Bisogna tornare ai bambini. Osserviamo un bimbo di appena un anno quando comincia a camminare. Prima ancora di fidarsi delle braccia che possono sorreggerlo o soccorrerlo ha bisogno di fidarsi di se stesso. Muove il piede quando è sicuro che quello di appoggio è stabile e passo dopo passo acquista sicurezza e si fiderà delle braccia amorevole di chi lo sosterrà. Il bimbo poi ci fissa negli occhi e ci scruta prima ancora di avventurarsi nelle nostre braccia per essere sicuro che non lo lasciamo cadere e non solo…vuole essere certo che quando cade quelle braccia sono pronte a rialzarlo per accudirlo e rimetterlo in piedi. Quindi un bambino impara a fidarsi da un incontro. Non pensa immediatamente al credere in verità, in dogmi o in figure di fede. Nei primi mesi poi si fida solo della mamma tant’è che è attaccato al suo seno. Allora credere è un atteggiamento assolutamente necessario per accedere all’amore, perché solo il credere nell’altro può instaurare la vera comunicazione, la comunione, l’amore reciproco. In questa situazione, come possiamo scandalizzarci della crisi della fede in Dio? Se l’atto umano della fede è così fragile, debole e contraddetto, come potrebbe essere facile il credere in Dio? Se una mamma arriva ad abbandonare un figlio o un padre a tradirlo…come è possibile? Noi crediamo all’amore. Se anche fosse che una madre abbandona suo figlio o un padre lo tradisce noi bisogna osare nell’amore. Oggi alla nostra umanità manca proprio l’umanità. L’indifferenza è sovrana del nostro quotidiano. L’apparire nasconde le nostre verità. Il vento soffia e viene dai deserti sahariani.

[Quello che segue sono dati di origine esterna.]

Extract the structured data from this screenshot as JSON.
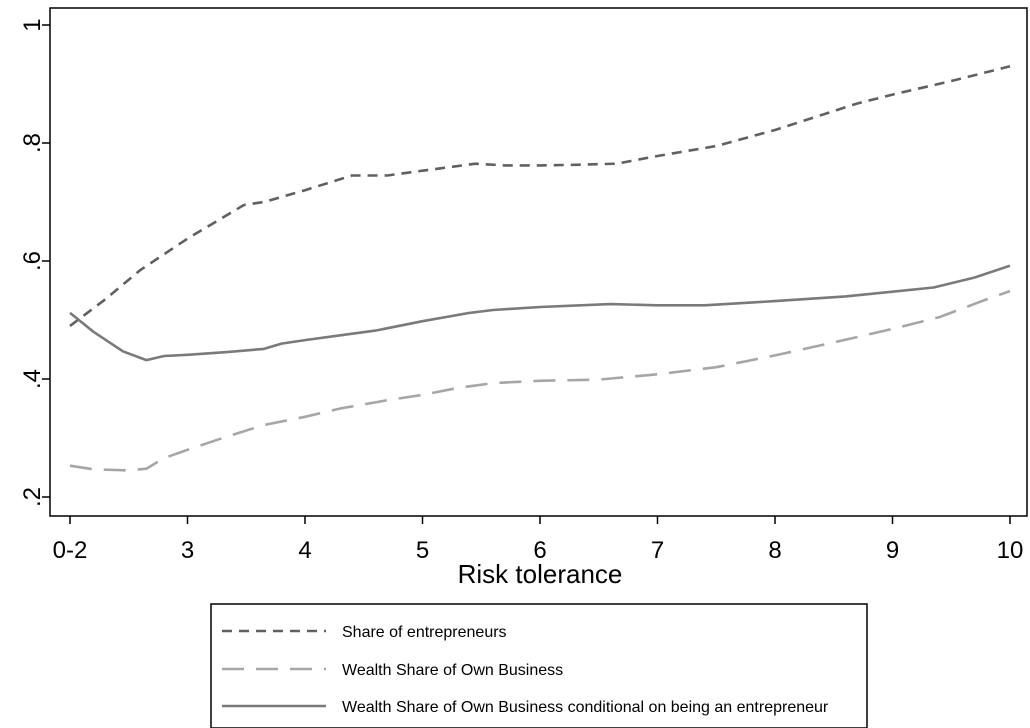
{
  "chart_data": {
    "type": "line",
    "title": "",
    "xlabel": "Risk tolerance",
    "ylabel": "",
    "xlim": [
      2,
      10
    ],
    "ylim": [
      0.2,
      1.0
    ],
    "grid": false,
    "legend_position": "bottom-center",
    "x_ticks": [
      {
        "value": 2,
        "label": "0-2"
      },
      {
        "value": 3,
        "label": "3"
      },
      {
        "value": 4,
        "label": "4"
      },
      {
        "value": 5,
        "label": "5"
      },
      {
        "value": 6,
        "label": "6"
      },
      {
        "value": 7,
        "label": "7"
      },
      {
        "value": 8,
        "label": "8"
      },
      {
        "value": 9,
        "label": "9"
      },
      {
        "value": 10,
        "label": "10"
      }
    ],
    "y_ticks": [
      {
        "value": 0.2,
        "label": ".2"
      },
      {
        "value": 0.4,
        "label": ".4"
      },
      {
        "value": 0.6,
        "label": ".6"
      },
      {
        "value": 0.8,
        "label": ".8"
      },
      {
        "value": 1.0,
        "label": "1"
      }
    ],
    "series": [
      {
        "name": "Share of entrepreneurs",
        "color": "#606060",
        "dash": "short-dash",
        "x": [
          2,
          2.3,
          2.6,
          3.0,
          3.48,
          3.65,
          4.0,
          4.4,
          4.7,
          5.0,
          5.45,
          5.7,
          6.0,
          6.3,
          6.65,
          7.0,
          7.5,
          8.0,
          8.7,
          9.0,
          9.5,
          10.0
        ],
        "y": [
          0.49,
          0.535,
          0.585,
          0.638,
          0.695,
          0.7,
          0.72,
          0.745,
          0.745,
          0.753,
          0.765,
          0.762,
          0.762,
          0.763,
          0.765,
          0.778,
          0.795,
          0.822,
          0.867,
          0.882,
          0.905,
          0.93
        ]
      },
      {
        "name": "Wealth Share of Own Business",
        "color": "#a6a6a6",
        "dash": "long-dash",
        "x": [
          2,
          2.2,
          2.5,
          2.65,
          2.8,
          3.0,
          3.3,
          3.65,
          4.0,
          4.3,
          4.7,
          5.0,
          5.3,
          5.6,
          6.0,
          6.5,
          7.0,
          7.5,
          8.0,
          8.5,
          9.0,
          9.4,
          9.8,
          10.0
        ],
        "y": [
          0.253,
          0.247,
          0.245,
          0.248,
          0.266,
          0.28,
          0.3,
          0.322,
          0.336,
          0.35,
          0.364,
          0.373,
          0.385,
          0.393,
          0.397,
          0.399,
          0.408,
          0.42,
          0.44,
          0.462,
          0.485,
          0.505,
          0.535,
          0.549
        ]
      },
      {
        "name": "Wealth Share of Own Business conditional on being an entrepreneur",
        "color": "#7a7a7a",
        "dash": "solid",
        "x": [
          2,
          2.2,
          2.45,
          2.65,
          2.8,
          3.0,
          3.35,
          3.65,
          3.8,
          4.0,
          4.3,
          4.6,
          5.0,
          5.4,
          5.6,
          6.0,
          6.6,
          7.0,
          7.4,
          8.0,
          8.6,
          9.0,
          9.35,
          9.7,
          10.0
        ],
        "y": [
          0.512,
          0.48,
          0.447,
          0.432,
          0.439,
          0.441,
          0.446,
          0.451,
          0.46,
          0.466,
          0.474,
          0.482,
          0.498,
          0.512,
          0.517,
          0.522,
          0.527,
          0.525,
          0.525,
          0.532,
          0.54,
          0.548,
          0.555,
          0.572,
          0.592
        ]
      }
    ]
  }
}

Dio ci parla e ci manda dei segni forti. Bambini e ragazzi arrivano orfani in cerca di padri e madri o fratelli e sorelle che tendono loro braccia sicure e amorevoli.
La mia esperienza personale mi fa molto faticare ad ipotizzare che una madre rinneghi o abbandoni suo figlio, eppure so con certezza che qualche volta accade.
Non so cosa accada nella mente o nel cuore di un genitore che non ricorda di quel piccolo esserino che ha portato in grembo, riuscendo a vedere solo l’adulto “sbagliato” che potrebbe esser diventato.
So che conosco madri, persone perbene, che non hanno smesso di amare il figlio che ha preso una brutta strada, madri perbene che hanno continuato ad amare il figlio diventato un camorrista, madri perbene che hanno pur faticosamente accettato l’omosessualità del figlio, madri perbene che hanno accettato la disabilità di un figlio che alla nascita sembrava sano.
Forse non accettato, la parola giusta è “accolto” la disabilità. Si impara ad accoglierne la diversità, le difficoltà, la salute traballante. Si impara ad apprezzarne i piccoli passi, i piccoli progressi, quelli che per le altre mamme sono semplicemente dati per scontati, ma per la madre di un disabile sono traguardi.
E anche quei piccoli passetti in cui il bambino deve imparare a fidarsi delle braccia della mamma per non cadere, anche quelli sono traguardi impensabili.
Quando Maria ha concepito Gesù, quando l’ha dato alla luce, sapeva già che la sua vita sarebbe stata diversa da quella delle altre mamme. Sapeva che una spada le avrebbe trafitto l’anima, ma ha deciso comunque di fare la madre. E’ a questo che dovrebbero pensare le madri che abbandonano, materialmente o metaforicamente, i figli: la vita non è mai semplice, essere genitore non è semplice. Ma persino Gesù, nel momento del dolore, ha invocato il nome della sua mamma e lei era là, ad assistere alle scene più dolorose a cui una madre possa mai assistere, non si è mai tirata indietro di fronte a quella spada.